Durante más de una década, Estados Unidos marcó el ritmo de la innovación. Su mayor exponente, el proyecto Waymo de Google, ha liderado muchos de los avances hasta la fecha. Hoy opera 1.500 robotaxis en cuatro ciudades y acumula tres años de servicio en San Francisco. Sus tentáculos se extienden: ha firmado con Toyota y Nissan para integrar su tecnología en futuros modelos.
Tesla ha seguido otro camino. Ha preferido avanzar a otra velocidad: apuesta por cámaras y algoritmos, más baratos y fáciles de escalar, pero menos precisos que los sensores LiDAR y mapas detallados. Estos últimos son más seguros, aunque también más costosos y lentos de desplegar. En junio, Musk lanzó su robotaxi en Austin, pero con cautela: aún bajo supervisión humana en el asiento del copiloto. No ha alcanzado la autonomía total, aunque Elon Musk asegura que está cerca. Ha prometido más de 1.000 robotaxis en circulación en los próximos meses, comenzando por San Francisco y Los Ángeles.

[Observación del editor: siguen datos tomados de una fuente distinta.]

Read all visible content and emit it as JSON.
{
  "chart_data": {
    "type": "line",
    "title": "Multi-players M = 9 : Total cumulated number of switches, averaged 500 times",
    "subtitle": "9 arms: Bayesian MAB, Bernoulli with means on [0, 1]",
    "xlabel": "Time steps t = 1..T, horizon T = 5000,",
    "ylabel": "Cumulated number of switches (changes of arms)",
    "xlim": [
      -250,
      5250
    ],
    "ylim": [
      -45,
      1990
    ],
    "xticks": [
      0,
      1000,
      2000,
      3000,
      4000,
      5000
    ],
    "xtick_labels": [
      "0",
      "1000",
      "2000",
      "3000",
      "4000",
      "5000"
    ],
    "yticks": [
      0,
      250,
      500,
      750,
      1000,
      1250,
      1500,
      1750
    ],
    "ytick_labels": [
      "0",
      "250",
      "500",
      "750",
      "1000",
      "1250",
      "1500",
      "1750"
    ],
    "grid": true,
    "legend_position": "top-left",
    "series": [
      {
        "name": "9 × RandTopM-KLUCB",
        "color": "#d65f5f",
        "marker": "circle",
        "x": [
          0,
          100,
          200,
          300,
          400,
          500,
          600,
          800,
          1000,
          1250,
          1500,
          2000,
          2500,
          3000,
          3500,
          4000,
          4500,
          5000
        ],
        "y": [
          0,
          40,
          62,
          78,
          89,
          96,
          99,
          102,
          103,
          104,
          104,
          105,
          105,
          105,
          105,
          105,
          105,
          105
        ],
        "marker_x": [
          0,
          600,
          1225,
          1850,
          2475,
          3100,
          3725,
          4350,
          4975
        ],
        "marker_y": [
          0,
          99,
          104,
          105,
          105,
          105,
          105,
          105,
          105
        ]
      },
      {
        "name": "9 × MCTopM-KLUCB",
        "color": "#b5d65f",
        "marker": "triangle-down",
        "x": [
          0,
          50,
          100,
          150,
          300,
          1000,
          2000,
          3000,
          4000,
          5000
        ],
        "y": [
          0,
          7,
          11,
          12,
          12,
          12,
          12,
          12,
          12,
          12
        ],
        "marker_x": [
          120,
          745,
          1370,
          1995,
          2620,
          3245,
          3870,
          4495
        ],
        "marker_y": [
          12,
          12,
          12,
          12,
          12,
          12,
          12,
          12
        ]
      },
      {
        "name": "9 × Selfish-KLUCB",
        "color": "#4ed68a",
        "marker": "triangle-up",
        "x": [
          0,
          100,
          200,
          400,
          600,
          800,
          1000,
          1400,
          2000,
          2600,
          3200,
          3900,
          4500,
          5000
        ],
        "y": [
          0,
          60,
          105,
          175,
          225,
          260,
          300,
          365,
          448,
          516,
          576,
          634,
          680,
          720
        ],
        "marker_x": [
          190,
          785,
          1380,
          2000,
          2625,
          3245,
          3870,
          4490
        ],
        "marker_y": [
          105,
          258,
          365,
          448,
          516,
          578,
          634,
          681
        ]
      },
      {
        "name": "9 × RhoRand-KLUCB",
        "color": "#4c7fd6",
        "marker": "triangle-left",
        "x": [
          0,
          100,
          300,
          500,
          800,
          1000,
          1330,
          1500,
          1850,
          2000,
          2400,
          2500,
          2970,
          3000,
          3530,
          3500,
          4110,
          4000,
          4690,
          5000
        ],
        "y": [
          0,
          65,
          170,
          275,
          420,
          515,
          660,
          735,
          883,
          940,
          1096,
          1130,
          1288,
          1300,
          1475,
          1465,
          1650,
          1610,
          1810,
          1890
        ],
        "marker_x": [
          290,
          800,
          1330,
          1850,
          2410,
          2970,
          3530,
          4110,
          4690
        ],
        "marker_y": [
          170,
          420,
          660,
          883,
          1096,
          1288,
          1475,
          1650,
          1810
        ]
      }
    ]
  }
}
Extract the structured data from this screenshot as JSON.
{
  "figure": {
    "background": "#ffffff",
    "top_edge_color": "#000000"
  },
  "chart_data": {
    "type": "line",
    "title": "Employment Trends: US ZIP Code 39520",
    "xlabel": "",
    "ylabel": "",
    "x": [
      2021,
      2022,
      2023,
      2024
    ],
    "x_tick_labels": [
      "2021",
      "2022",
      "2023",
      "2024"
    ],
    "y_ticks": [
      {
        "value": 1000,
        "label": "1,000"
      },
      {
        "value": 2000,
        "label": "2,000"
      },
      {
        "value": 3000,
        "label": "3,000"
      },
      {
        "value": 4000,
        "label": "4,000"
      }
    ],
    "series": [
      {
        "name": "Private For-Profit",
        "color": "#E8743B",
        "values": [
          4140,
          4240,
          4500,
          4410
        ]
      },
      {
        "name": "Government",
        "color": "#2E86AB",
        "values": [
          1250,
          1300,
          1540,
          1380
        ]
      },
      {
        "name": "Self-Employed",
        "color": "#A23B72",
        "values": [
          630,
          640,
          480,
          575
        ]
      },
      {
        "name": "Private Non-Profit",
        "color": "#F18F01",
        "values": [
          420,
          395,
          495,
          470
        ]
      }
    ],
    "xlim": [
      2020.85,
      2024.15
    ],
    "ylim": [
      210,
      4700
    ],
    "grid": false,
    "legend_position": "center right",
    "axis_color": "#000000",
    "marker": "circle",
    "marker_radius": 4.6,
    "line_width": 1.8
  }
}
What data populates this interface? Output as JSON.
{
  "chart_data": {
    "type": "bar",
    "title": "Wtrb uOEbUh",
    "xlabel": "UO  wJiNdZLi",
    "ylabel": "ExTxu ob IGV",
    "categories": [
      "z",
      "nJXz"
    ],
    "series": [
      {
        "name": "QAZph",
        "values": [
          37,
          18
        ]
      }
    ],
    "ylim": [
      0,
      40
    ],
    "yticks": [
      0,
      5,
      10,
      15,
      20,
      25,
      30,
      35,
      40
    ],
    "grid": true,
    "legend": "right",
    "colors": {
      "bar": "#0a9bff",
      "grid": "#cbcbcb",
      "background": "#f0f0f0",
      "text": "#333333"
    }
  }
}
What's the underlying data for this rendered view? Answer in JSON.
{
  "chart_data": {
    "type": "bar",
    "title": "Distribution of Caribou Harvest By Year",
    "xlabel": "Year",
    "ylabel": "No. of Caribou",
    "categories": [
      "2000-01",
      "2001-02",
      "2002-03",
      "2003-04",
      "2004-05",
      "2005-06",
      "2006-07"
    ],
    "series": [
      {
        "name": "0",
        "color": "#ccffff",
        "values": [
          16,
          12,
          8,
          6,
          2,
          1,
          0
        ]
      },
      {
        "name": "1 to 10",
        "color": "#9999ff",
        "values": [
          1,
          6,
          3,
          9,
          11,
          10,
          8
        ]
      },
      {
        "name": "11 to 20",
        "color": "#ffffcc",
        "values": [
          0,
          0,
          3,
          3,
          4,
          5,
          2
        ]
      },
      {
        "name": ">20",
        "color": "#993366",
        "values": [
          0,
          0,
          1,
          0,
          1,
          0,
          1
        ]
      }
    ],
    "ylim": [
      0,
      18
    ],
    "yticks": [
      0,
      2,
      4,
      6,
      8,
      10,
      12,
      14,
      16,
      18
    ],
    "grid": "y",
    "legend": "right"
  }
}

Zoox, la apuesta de Amazon, ha repensado por completo la idea de vehículo. Nada de adaptar coches existentes: su diseño parte de cero. Los asientos están enfrentados. Ya no hace falta mirar al frente. Actualmente lo prueba en seis ciudades. Aunque un incidente obligó a revisar el software, la idea sigue en pie. Algo que no todos pueden decir. Cruise, la filial de General Motors, se detuvo tras un accidente grave. Las pérdidas superaron los 10.000 millones de dólares. Un golpe durísimo. Aquí, el margen de error no existe. Cada fallo pesa. La confianza cae. Y sin confianza, todo se detiene.
Europa sigue en la partida, pero con otras reglas. Fabricantes como BMW, Mercedes-Benz, Volkswagen o Stellantis apuestan por un enfoque que asiste al conductor, no lo reemplaza. Las marcas europeas tienen una herencia que proteger y prefieren la evolución a la disrupción. Aunque hay excepciones: Daimler colabora con Waymo y Verne, la nueva marca de Rimac, promete robotaxis para 2026.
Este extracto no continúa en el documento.